L’imputato sosteneva di aver agito, in preda a una crisi di astinenza, nella consapevolezza di esercitare un preteso diritto, ritenendo che i soldi ricevuti servissero per acquistare la droga e non al fine di procurarsi un ingiusto profitto

La Corte di Cassazione, con la sentenza n. 7250/2020 ha chiarito il confine tra il reato di rapina e quello di esercizio arbitrario delle proprie ragioni con violenza alla persona. I Giudici Ermellini si o sono pronunciati, nello specifico, sul ricorso presentato da un uomo che era stato condannato, in sede di merito, a un anno e sei mesi di reclusione, nonché al pagamento di una multa da 1000 euro per aver aggredito verbalmente la madre, in preda a una crisi di astinenza, al fine di ottenere i soldi necessari all’acquisto di droga.

L’uomo, nel ricorrere per cassazione eccepiva che la Corte territoriale non avesse derubricato il fatto in esercizio arbitrario delle proprie ragioni con violenza alla persona, con una motivazione apparente e contraddittoria.  L’imputato, infatti, aveva agito nei confronti della madre “nella consapevolezza di esercitare un preteso diritto”, ritenendo che i soldi ricevuti servissero per acquistare la droga e non al fine di procurarsi un ingiusto profitto.

La Suprema Corte, tuttavia, ha ritenuto di rigettare il ricorso perché proposto con motivi infondati.

La Corte territoriale, secondo i Giudici di Piazza Cavour, con specifica per quanto sintetica motivazione, aveva infatti correttamente escluso la configurabilità, nel caso di specie, del reato di esercizio arbitrario delle proprie ragioni, previsto dall’art. 393 cod. pen. Tale illecito è  ravvisabile solo quando l’agente sia animato dal fine di esercitare un diritto: pur non richiedendosi che si tratti di pretesa fondata, essa non può essere del tutto arbitraria ovvero sfornita di una possibile base legale.

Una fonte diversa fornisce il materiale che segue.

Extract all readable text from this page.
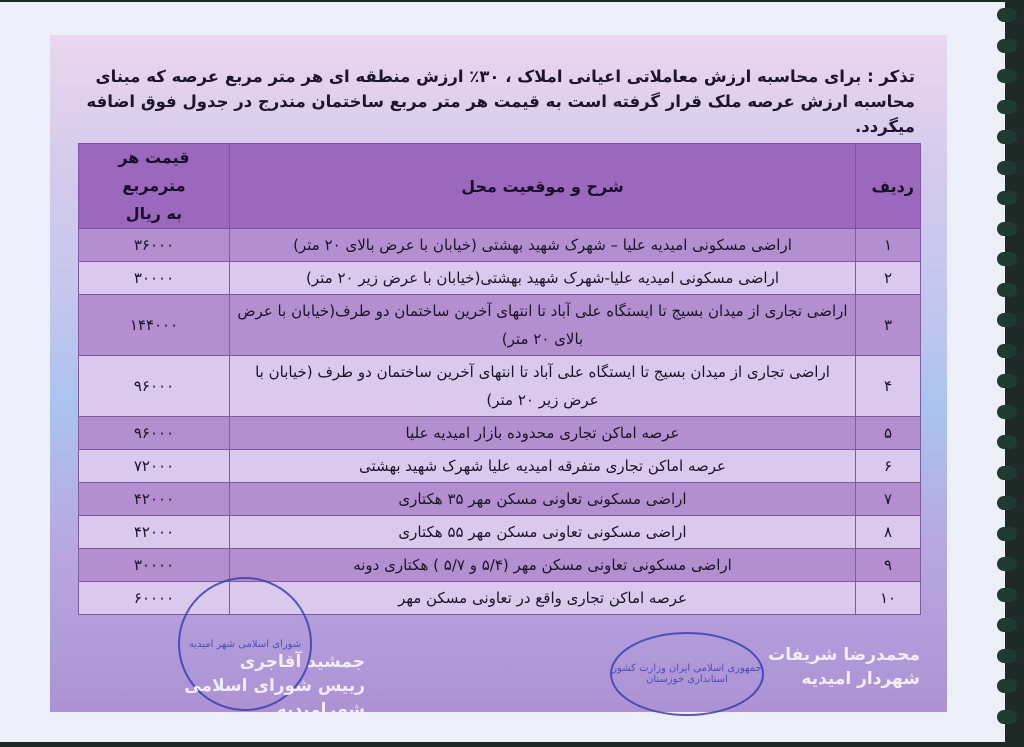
تذکر : برای محاسبه ارزش معاملاتی اعیانی املاک ، ۳۰٪ ارزش منطقه ای هر متر مربع عرصه که مبنای محاسبه ارزش عرصه ملک قرار گرفته است به قیمت هر متر مربع ساختمان مندرج در جدول فوق اضافه میگردد.
ردیف	شرح و موقعیت محل	قیمت هر مترمربع
به ریال

۱	اراضی مسکونی امیدیه علیا – شهرک شهید بهشتی (خیابان با عرض بالای ۲۰ متر)	۳۶۰۰۰
۲	اراضی مسکونی امیدیه علیا-شهرک شهید بهشتی(خیابان با عرض زیر ۲۰ متر)	۳۰۰۰۰
۳	اراضی تجاری از میدان بسیج تا ایستگاه علی آباد تا انتهای آخرین ساختمان دو طرف(خیابان با عرض بالای ۲۰ متر)	۱۴۴۰۰۰
۴	اراضی تجاری از میدان بسیج تا ایستگاه علی آباد تا انتهای آخرین ساختمان دو طرف (خیابان با عرض زیر ۲۰ متر)	۹۶۰۰۰
۵	عرصه اماکن تجاری محدوده بازار امیدیه علیا	۹۶۰۰۰
۶	عرصه اماکن تجاری متفرقه امیدیه علیا شهرک شهید بهشتی	۷۲۰۰۰
۷	اراضی مسکونی تعاونی مسکن مهر ۳۵ هکتاری	۴۲۰۰۰
۸	اراضی مسکونی تعاونی مسکن مهر ۵۵ هکتاری	۴۲۰۰۰
۹	اراضی مسکونی تعاونی مسکن مهر (۵/۴ و ۵/۷ ) هکتاری دونه	۳۰۰۰۰
۱۰	عرصه اماکن تجاری واقع در تعاونی مسکن مهر	۶۰۰۰۰
شورای اسلامی شهر امیدیه
جمهوری اسلامی ایران وزارت کشور استانداری خوزستان
محمدرضا شریفات
شهردار امیدیه
جمشید آقاجری
رییس شورای اسلامی شهرامیدیه
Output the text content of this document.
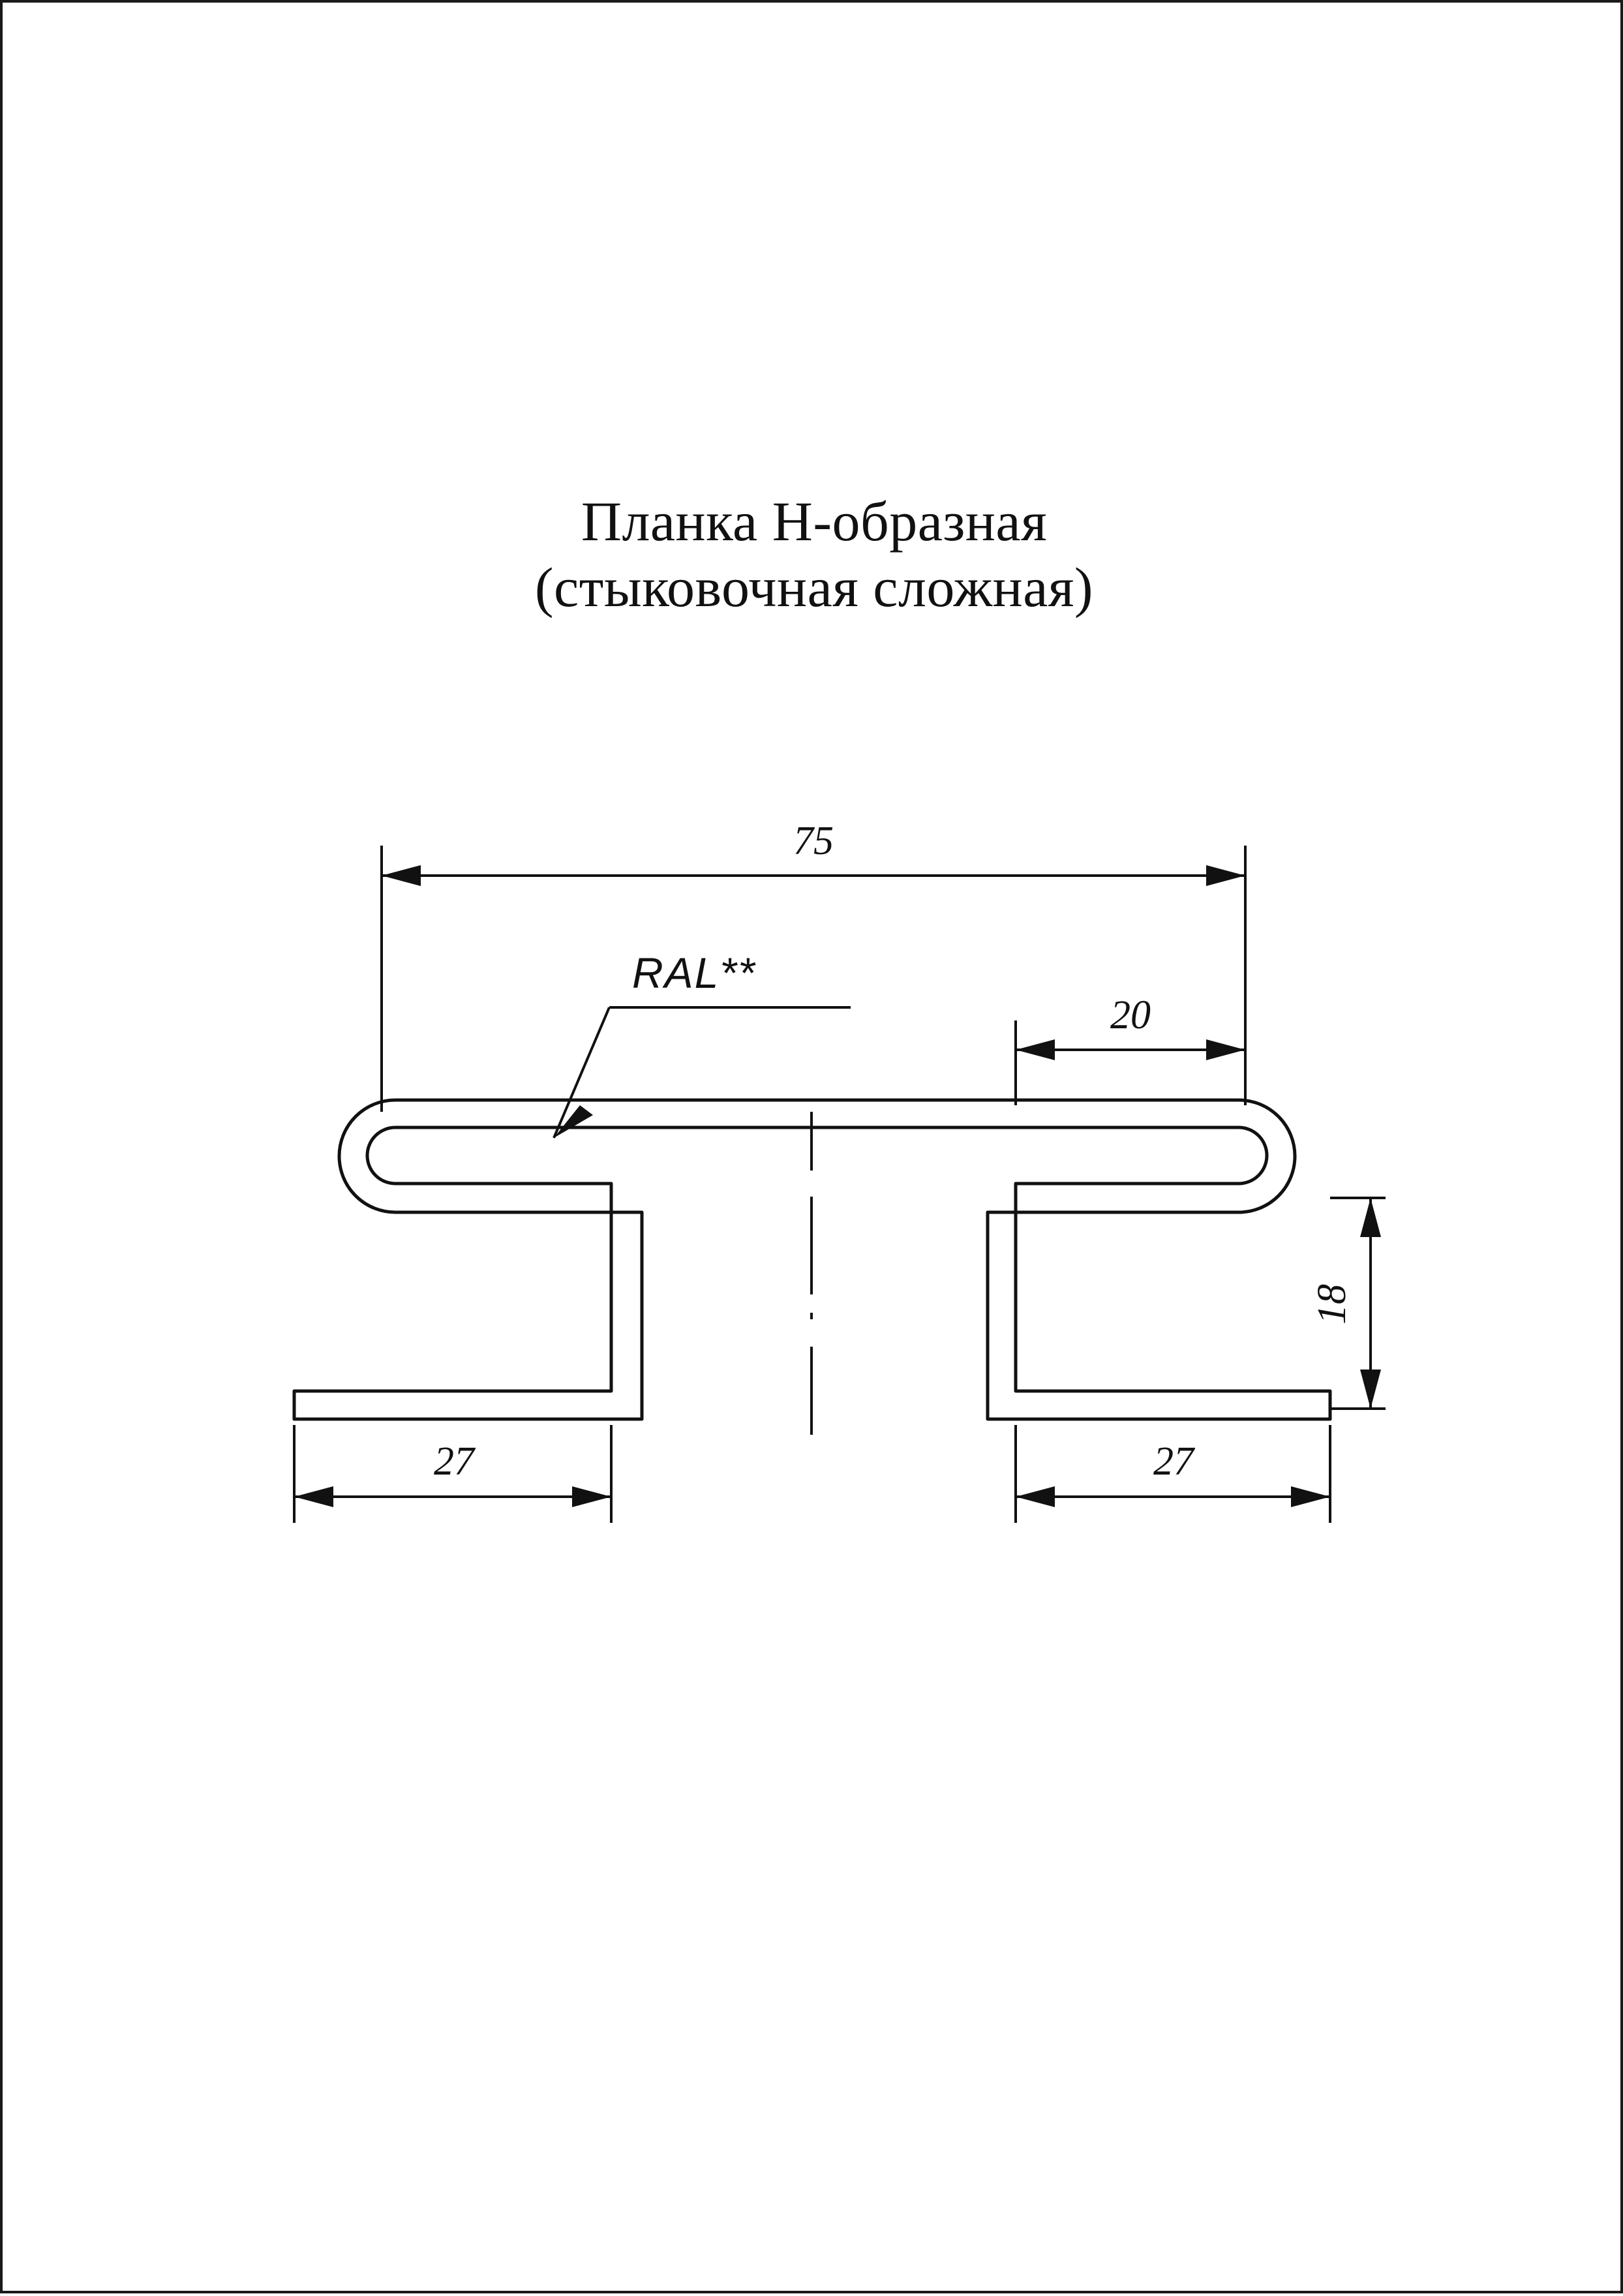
Планка Н-образная
(стыковочная сложная)
75
20
18
27	27
RAL**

In particolare – specificano dal Palazzaccio – l’elemento di differenziazione fondamentale tra il delitto di rapina e quello di esercizio arbitrario risiede nell’elemento soggettivo, che per quest’ultimo reato consiste nella ragionevole opinione dell’agente di esercitare un diritto con la coscienza che l’oggetto della pretesa gli competa giuridicamente, mentre per la rapina si concretizza nel fine di procurare a sé o ad altri un profitto ingiusto con la consapevolezza che quanto si pretende non compete e non è giuridicamente azionabile. Tale circostanza, nella fattispecie considerata, era ben nota all’imputato, “non essendo ovviamente azionabile la richiesta di denaro finalizzato all’acquisto di sostanza stupefacente”.